I am still using Excel 97 on Windows XP. I have been keeping a daily log in Excel for two years now. Yesterday I tried to open the file to make an entry and I received this message; "2006-07 Log book.xls: file format is not valid." Any idea what could have happened and how to retrieve the file. I checked all the forums I could find on the subject, but none helped. I have a lot of valuable info in that file and would sure hate to lose it. Thanks for any help.

Regards;
countrydaddy


----------



## kiwiguy (Aug 17, 2003)

The immediate answer would be that the file has become corrupt at the last save. This happens with any file from time to time.

This is why you MUST have copies of important data stored off the PC hard drive, as hard drives themselves also die without warning. Data that only exists on the hard drive is data that you do not care about losing.

There are many programs that "might" recover the data, most are not free.
None will give a guarantee, but before you start at least make a copy of the corrupt file now, so that any extraction of data that you try will not make it worse.

Look here for a start
http://www.freedownloadscenter.com/Best/xls-repair.html

This one allows you to try it as a demo, to see if it works. Only if it does would you purchase it:
http://www.cimaware.com/main/products/excelfix.php?gclid=CJDd8bbn2ooCFR1Bggod4mHz2Q


----------



## ISys (Mar 4, 2007)

That almost sounds like the file you saved at the last save converted itself to a more recent file extenstion. Have you installed any Windows Service Packs or Updates since your last save? It could be that the very latest updates aren't supported for the '97 package.

You could try the converters or the viewers on this page, which may at least help you make a backup of your previous work:
http://office.microsoft.com/en-us/downloads/CD010225121033.aspx

Good luck!

ISys


----------



## Rollin_Again (Sep 4, 2003)

If the data is not sensitive email to rollin_again at hotmail dot com and I can try one of the recovery programs I have. When I have important documents that I can't afford to lose, I always email them to myself so there is a copy on the gmail server at all times.

Regards,
Rollin


----------



## countrydaddy (Mar 3, 2007)

I think I lost the reply I tried to make to you guys, so I'll try again.

Thanks for your replies.

To kiwiguy: Yeah, I know I should back up important files, but I just got complacent with this one since I use it almost every day. I appreciate the links. Thanks.

To ISys: No, I haven't installed anything in the past couple of months. Thanks for the links; I'll check them out.

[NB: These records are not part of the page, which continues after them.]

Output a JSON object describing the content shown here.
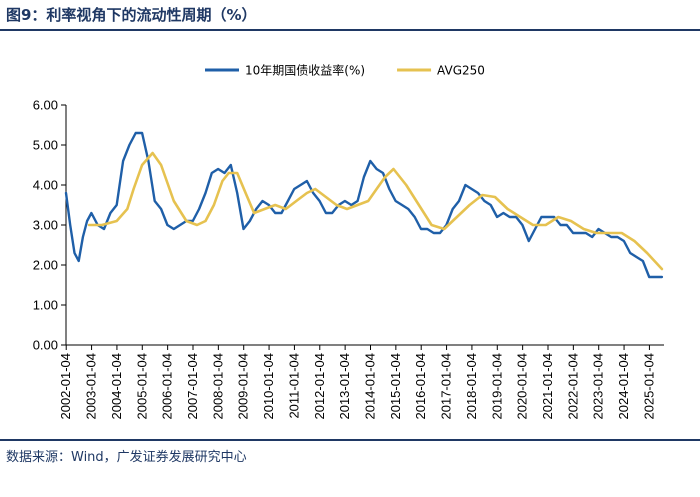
{
  "figure": {
    "title": "图9：利率视角下的流动性周期（%）",
    "source": "数据来源：Wind，广发证券发展研究中心"
  },
  "colors": {
    "series_1": "#1f5fa8",
    "series_2": "#e6c250",
    "axis": "#000000",
    "rule": "#1f3864"
  },
  "chart_data": {
    "type": "line",
    "title": "",
    "xlabel": "",
    "ylabel": "",
    "ylim": [
      0,
      6
    ],
    "y_ticks": [
      "0.00",
      "1.00",
      "2.00",
      "3.00",
      "4.00",
      "5.00",
      "6.00"
    ],
    "x_ticks": [
      "2002-01-04",
      "2003-01-04",
      "2004-01-04",
      "2005-01-04",
      "2006-01-04",
      "2007-01-04",
      "2008-01-04",
      "2009-01-04",
      "2010-01-04",
      "2011-01-04",
      "2012-01-04",
      "2013-01-04",
      "2014-01-04",
      "2015-01-04",
      "2016-01-04",
      "2017-01-04",
      "2018-01-04",
      "2019-01-04",
      "2020-01-04",
      "2021-01-04",
      "2022-01-04",
      "2023-01-04",
      "2024-01-04",
      "2025-01-04"
    ],
    "grid": false,
    "legend_position": "top",
    "series": [
      {
        "name": "10年期国债收益率(%)",
        "color": "#1f5fa8",
        "x": [
          "2002-01",
          "2002-03",
          "2002-05",
          "2002-07",
          "2002-09",
          "2002-11",
          "2003-01",
          "2003-04",
          "2003-07",
          "2003-10",
          "2004-01",
          "2004-04",
          "2004-07",
          "2004-10",
          "2005-01",
          "2005-04",
          "2005-07",
          "2005-10",
          "2006-01",
          "2006-04",
          "2006-07",
          "2006-10",
          "2007-01",
          "2007-04",
          "2007-07",
          "2007-10",
          "2008-01",
          "2008-04",
          "2008-07",
          "2008-10",
          "2009-01",
          "2009-04",
          "2009-07",
          "2009-10",
          "2010-01",
          "2010-04",
          "2010-07",
          "2010-10",
          "2011-01",
          "2011-04",
          "2011-07",
          "2011-10",
          "2012-01",
          "2012-04",
          "2012-07",
          "2012-10",
          "2013-01",
          "2013-04",
          "2013-07",
          "2013-10",
          "2014-01",
          "2014-04",
          "2014-07",
          "2014-10",
          "2015-01",
          "2015-04",
          "2015-07",
          "2015-10",
          "2016-01",
          "2016-04",
          "2016-07",
          "2016-10",
          "2017-01",
          "2017-04",
          "2017-07",
          "2017-10",
          "2018-01",
          "2018-04",
          "2018-07",
          "2018-10",
          "2019-01",
          "2019-04",
          "2019-07",
          "2019-10",
          "2020-01",
          "2020-04",
          "2020-07",
          "2020-10",
          "2021-01",
          "2021-04",
          "2021-07",
          "2021-10",
          "2022-01",
          "2022-04",
          "2022-07",
          "2022-10",
          "2023-01",
          "2023-04",
          "2023-07",
          "2023-10",
          "2024-01",
          "2024-04",
          "2024-07",
          "2024-10",
          "2025-01",
          "2025-04",
          "2025-07"
        ],
        "values": [
          3.8,
          3.0,
          2.3,
          2.1,
          2.7,
          3.1,
          3.3,
          3.0,
          2.9,
          3.3,
          3.5,
          4.6,
          5.0,
          5.3,
          5.3,
          4.6,
          3.6,
          3.4,
          3.0,
          2.9,
          3.0,
          3.1,
          3.1,
          3.4,
          3.8,
          4.3,
          4.4,
          4.3,
          4.5,
          3.8,
          2.9,
          3.1,
          3.4,
          3.6,
          3.5,
          3.3,
          3.3,
          3.6,
          3.9,
          4.0,
          4.1,
          3.8,
          3.6,
          3.3,
          3.3,
          3.5,
          3.6,
          3.5,
          3.6,
          4.2,
          4.6,
          4.4,
          4.3,
          3.9,
          3.6,
          3.5,
          3.4,
          3.2,
          2.9,
          2.9,
          2.8,
          2.8,
          3.0,
          3.4,
          3.6,
          4.0,
          3.9,
          3.8,
          3.6,
          3.5,
          3.2,
          3.3,
          3.2,
          3.2,
          3.0,
          2.6,
          2.9,
          3.2,
          3.2,
          3.2,
          3.0,
          3.0,
          2.8,
          2.8,
          2.8,
          2.7,
          2.9,
          2.8,
          2.7,
          2.7,
          2.6,
          2.3,
          2.2,
          2.1,
          1.7,
          1.7,
          1.7
        ]
      },
      {
        "name": "AVG250",
        "color": "#e6c250",
        "x": [
          "2002-12",
          "2003-06",
          "2004-01",
          "2004-06",
          "2004-09",
          "2005-01",
          "2005-06",
          "2005-10",
          "2006-04",
          "2006-10",
          "2007-03",
          "2007-07",
          "2007-11",
          "2008-03",
          "2008-06",
          "2008-10",
          "2009-02",
          "2009-06",
          "2009-11",
          "2010-04",
          "2010-09",
          "2011-02",
          "2011-07",
          "2011-11",
          "2012-04",
          "2012-09",
          "2013-02",
          "2013-07",
          "2013-12",
          "2014-04",
          "2014-08",
          "2014-12",
          "2015-06",
          "2015-12",
          "2016-06",
          "2016-12",
          "2017-06",
          "2017-12",
          "2018-06",
          "2018-12",
          "2019-06",
          "2019-12",
          "2020-06",
          "2020-12",
          "2021-06",
          "2021-12",
          "2022-06",
          "2022-12",
          "2023-06",
          "2023-12",
          "2024-06",
          "2024-12",
          "2025-07"
        ],
        "values": [
          3.0,
          3.0,
          3.1,
          3.4,
          3.9,
          4.5,
          4.8,
          4.5,
          3.6,
          3.1,
          3.0,
          3.1,
          3.5,
          4.1,
          4.3,
          4.3,
          3.8,
          3.3,
          3.4,
          3.5,
          3.4,
          3.6,
          3.8,
          3.9,
          3.7,
          3.5,
          3.4,
          3.5,
          3.6,
          3.9,
          4.2,
          4.4,
          4.0,
          3.5,
          3.0,
          2.9,
          3.2,
          3.5,
          3.75,
          3.7,
          3.4,
          3.2,
          3.0,
          3.0,
          3.2,
          3.1,
          2.9,
          2.8,
          2.8,
          2.8,
          2.6,
          2.3,
          1.9
        ]
      }
    ]
  }
}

To Rollin_again: There isn't any sensitive material on the file, but you may find some stuff that you think is silly! I'll send you the file. Thanks.


----------



## Rollin_Again (Sep 4, 2003)

I ran a recovery program on the file and it can now be opened. I have emailed you a copy of the updated workbook. Check it to make sure the data is correct.

Regards,
Rollin


----------



## countrydaddy (Mar 3, 2007)

Rollin,
I received the file back from you and it's beautiful. Whew!!!...I am so relieved. Can't thank you enough! Sure glad I signed up with Tech Guy... and sure glad you did too!
Gratefully,
Countrydaddy


----------



## Rollin_Again (Sep 4, 2003)

Glad to help out! Have we learned a lesson about keeping backups??

Feel free to mark the thread as solved from the thread tools at the top of the page. One more thing, Welcome to the Tech Support Boards!!

Regards,
Rollin


----------